Niecy Nash, here in February, lost her brother in a school shooting in 1993.
CNN  — 

Niecy Nash is speaking out on gun control after Monday’s school shooting in Nashville in which three children and three adults were killed.

Nash’s own brother, Michael Ensley, died at age 17 in a school shooting more than 30 years ago at Reseda High School in Reseda, Calif. Margaret Ensley, Nash’s mother, founded Mothers Against Violence in Schools (MAVIS) for which Nash is a spokesperson.

“In 1993, my only brother was killed on his high school campus because somebody brought a gun to school,” Nash said in an emotional TikTok video. “It’s 2023, and there are babies who will never make it home to see their parents.

She continued: “And those parents will forever be in a space where they’re like, ‘What was the last thing I said? What was the last lunch I made? What was their last thought or experience? Did they call out for me?’”
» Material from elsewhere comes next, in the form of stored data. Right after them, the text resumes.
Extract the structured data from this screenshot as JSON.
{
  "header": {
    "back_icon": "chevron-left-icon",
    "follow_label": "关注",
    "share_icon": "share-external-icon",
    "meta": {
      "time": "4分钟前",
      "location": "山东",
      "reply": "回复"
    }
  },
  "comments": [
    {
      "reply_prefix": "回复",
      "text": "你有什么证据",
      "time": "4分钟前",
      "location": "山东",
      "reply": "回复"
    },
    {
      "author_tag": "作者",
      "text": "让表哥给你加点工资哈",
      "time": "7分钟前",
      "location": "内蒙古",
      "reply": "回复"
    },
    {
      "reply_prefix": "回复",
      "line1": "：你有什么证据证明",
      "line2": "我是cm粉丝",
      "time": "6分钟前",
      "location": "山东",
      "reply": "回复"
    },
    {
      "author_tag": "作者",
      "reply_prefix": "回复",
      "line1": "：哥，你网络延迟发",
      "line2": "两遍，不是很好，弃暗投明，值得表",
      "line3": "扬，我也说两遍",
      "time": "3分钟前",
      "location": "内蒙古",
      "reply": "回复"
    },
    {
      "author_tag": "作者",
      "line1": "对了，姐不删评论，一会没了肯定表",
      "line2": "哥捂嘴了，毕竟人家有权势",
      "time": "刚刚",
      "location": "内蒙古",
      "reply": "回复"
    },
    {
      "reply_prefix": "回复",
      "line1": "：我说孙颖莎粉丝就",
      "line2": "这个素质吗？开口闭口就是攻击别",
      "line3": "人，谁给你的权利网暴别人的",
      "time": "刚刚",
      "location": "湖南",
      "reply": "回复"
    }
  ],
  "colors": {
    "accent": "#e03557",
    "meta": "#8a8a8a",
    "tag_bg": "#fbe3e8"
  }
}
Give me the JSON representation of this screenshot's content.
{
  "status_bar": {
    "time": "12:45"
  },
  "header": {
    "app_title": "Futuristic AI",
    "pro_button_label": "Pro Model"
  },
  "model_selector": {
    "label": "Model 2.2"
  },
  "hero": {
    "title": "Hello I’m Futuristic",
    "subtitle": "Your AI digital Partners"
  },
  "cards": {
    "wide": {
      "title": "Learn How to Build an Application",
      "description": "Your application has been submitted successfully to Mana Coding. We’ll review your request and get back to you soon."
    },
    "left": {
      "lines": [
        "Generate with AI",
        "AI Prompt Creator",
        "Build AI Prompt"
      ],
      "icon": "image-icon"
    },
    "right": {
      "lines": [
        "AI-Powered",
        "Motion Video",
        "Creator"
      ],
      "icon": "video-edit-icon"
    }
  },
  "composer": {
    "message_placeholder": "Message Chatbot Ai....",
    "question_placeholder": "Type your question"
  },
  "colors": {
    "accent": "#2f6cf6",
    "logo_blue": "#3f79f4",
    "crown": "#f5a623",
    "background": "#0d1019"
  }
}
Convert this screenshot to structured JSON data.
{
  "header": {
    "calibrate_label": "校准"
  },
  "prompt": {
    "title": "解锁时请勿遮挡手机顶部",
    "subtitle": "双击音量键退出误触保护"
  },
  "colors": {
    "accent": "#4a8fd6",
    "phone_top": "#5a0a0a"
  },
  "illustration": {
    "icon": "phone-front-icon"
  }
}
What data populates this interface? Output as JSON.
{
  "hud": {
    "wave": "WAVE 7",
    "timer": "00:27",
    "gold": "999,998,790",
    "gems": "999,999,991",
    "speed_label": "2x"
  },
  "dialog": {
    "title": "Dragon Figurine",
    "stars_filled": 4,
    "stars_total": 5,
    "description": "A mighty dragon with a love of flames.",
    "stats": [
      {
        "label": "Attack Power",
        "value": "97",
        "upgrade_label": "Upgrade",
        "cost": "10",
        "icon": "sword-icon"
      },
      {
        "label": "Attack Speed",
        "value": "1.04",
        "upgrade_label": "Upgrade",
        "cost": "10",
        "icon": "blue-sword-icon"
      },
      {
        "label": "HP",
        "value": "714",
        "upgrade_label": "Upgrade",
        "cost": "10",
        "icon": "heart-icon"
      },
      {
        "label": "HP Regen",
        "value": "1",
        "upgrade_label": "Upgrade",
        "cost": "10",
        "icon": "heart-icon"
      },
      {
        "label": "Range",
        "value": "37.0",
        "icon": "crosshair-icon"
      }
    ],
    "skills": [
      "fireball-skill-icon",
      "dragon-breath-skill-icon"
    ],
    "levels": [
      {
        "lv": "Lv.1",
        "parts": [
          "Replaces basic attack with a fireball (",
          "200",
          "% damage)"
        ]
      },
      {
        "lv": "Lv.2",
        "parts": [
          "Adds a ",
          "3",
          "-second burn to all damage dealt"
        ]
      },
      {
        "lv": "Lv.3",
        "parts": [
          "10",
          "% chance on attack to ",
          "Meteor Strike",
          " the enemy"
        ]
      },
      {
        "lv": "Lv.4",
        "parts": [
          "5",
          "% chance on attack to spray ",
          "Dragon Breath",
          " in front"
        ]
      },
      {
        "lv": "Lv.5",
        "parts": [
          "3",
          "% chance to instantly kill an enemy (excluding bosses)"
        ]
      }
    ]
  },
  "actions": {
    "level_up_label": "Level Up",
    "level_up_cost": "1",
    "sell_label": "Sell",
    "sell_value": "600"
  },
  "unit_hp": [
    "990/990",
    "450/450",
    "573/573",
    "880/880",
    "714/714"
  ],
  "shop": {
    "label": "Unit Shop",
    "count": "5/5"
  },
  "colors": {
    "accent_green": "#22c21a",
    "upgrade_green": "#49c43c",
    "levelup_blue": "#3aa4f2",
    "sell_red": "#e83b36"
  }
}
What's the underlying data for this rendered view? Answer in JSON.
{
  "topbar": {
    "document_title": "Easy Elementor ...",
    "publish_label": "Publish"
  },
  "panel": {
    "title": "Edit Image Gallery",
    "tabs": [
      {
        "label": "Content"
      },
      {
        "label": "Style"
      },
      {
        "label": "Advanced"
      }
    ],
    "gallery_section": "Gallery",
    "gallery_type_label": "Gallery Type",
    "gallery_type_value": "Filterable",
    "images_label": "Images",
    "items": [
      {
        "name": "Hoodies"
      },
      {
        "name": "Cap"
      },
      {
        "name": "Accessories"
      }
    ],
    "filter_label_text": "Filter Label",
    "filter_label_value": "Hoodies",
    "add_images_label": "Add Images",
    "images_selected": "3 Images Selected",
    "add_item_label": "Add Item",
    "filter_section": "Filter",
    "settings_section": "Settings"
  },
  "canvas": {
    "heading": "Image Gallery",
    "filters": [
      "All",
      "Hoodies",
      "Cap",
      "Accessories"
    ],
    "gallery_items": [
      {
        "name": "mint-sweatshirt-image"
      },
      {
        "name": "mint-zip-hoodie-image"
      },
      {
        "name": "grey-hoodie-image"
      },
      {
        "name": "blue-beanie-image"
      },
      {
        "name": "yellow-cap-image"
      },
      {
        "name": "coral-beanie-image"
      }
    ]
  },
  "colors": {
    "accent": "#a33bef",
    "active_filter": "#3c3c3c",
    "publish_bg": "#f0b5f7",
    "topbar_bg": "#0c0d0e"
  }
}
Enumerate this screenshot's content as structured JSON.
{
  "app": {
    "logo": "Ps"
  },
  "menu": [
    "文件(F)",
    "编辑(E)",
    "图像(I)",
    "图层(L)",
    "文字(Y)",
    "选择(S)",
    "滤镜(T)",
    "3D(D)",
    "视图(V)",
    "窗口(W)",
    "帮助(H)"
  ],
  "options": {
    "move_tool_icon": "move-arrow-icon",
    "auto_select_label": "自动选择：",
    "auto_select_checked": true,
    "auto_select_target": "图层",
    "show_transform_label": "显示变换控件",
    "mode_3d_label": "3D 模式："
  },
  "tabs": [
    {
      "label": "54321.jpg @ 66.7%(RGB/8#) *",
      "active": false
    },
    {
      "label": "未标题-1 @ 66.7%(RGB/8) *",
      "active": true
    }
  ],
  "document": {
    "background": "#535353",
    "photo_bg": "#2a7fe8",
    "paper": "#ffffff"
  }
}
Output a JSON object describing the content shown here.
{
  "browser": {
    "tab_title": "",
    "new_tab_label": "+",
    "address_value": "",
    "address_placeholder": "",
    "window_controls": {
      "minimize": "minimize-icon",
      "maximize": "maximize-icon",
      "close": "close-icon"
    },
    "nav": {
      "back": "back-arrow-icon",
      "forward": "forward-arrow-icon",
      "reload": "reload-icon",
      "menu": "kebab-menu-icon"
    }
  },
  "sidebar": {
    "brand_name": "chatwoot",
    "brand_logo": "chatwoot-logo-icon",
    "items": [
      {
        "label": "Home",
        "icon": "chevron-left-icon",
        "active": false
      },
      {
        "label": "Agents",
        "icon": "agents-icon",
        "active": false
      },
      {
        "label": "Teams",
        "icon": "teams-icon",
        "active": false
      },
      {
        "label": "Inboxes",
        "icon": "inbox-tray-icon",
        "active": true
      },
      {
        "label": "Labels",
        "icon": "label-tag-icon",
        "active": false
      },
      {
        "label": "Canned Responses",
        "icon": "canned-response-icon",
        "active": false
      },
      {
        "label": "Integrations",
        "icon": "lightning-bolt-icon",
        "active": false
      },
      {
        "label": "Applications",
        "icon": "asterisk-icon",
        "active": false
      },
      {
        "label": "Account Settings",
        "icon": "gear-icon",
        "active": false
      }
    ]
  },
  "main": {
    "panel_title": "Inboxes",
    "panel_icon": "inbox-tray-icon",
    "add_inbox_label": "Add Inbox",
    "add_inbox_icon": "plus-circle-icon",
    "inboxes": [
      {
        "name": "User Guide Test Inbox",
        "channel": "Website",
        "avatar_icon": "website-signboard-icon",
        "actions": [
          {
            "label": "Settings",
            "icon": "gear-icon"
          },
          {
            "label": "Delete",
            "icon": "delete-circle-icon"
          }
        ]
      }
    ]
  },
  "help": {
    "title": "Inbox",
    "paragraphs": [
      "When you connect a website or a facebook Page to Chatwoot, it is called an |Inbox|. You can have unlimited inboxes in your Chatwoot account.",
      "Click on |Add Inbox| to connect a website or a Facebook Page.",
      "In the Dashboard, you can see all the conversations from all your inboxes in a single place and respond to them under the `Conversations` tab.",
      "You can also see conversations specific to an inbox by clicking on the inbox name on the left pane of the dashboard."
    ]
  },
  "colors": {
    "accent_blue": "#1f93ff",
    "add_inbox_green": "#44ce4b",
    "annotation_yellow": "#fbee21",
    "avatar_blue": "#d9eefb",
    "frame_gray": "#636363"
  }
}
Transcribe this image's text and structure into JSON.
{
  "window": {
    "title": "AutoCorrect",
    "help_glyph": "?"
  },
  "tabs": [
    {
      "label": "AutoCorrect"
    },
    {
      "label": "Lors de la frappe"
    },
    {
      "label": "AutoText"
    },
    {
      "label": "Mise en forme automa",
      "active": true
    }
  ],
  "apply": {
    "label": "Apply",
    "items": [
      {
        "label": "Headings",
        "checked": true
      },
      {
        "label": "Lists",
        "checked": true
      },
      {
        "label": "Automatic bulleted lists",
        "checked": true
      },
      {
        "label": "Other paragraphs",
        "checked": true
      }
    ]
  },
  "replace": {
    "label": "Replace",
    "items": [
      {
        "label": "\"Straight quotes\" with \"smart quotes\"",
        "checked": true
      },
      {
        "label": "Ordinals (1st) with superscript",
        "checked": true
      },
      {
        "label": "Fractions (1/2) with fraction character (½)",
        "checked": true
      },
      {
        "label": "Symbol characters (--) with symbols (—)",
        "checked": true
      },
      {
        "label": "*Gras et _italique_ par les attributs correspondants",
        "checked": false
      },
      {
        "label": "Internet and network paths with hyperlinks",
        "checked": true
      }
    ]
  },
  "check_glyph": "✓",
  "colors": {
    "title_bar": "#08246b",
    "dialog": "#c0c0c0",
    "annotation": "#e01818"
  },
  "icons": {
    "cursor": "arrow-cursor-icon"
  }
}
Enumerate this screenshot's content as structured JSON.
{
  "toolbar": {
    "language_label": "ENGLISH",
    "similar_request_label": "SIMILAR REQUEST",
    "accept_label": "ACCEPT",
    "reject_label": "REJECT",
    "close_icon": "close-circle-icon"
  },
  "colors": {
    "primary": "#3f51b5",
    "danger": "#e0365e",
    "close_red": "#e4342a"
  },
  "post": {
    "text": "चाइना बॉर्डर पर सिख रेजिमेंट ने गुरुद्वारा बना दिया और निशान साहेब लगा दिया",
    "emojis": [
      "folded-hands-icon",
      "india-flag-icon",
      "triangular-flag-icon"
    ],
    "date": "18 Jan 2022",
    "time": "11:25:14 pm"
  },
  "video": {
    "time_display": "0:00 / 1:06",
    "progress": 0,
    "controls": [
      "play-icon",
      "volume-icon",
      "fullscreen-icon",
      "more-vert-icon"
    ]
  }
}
Nash said the safety of children should come before Tennessee’s recent legislation restricting drag shows and critical race theory.

“These are the wrong things. It’s the wrong thing, and it is indeed the wrong time. We are losing our way,” she said. “Some political groups are so focused on the wrong thing that our children are dying. And there ain’t no coming back from that… Not even a little bit.”

She concluded, “I am so sorry. And my prayers go out to those families, ‘cause it’s a pain that I don’t wish on nobody. School is the one place where children should be safe. Now, they’ll be safe getting on an airplane. But school? That’s another thing. And it shouldn’t be.”

Monday’s shooting resulted in the deaths of students Evelyn Dieckhaus, Hallie Scruggs, and William Kinney, all 9, as well as staff Cynthia Peak, 61, Katherine Koonce, 60, and Mike Hill, 61.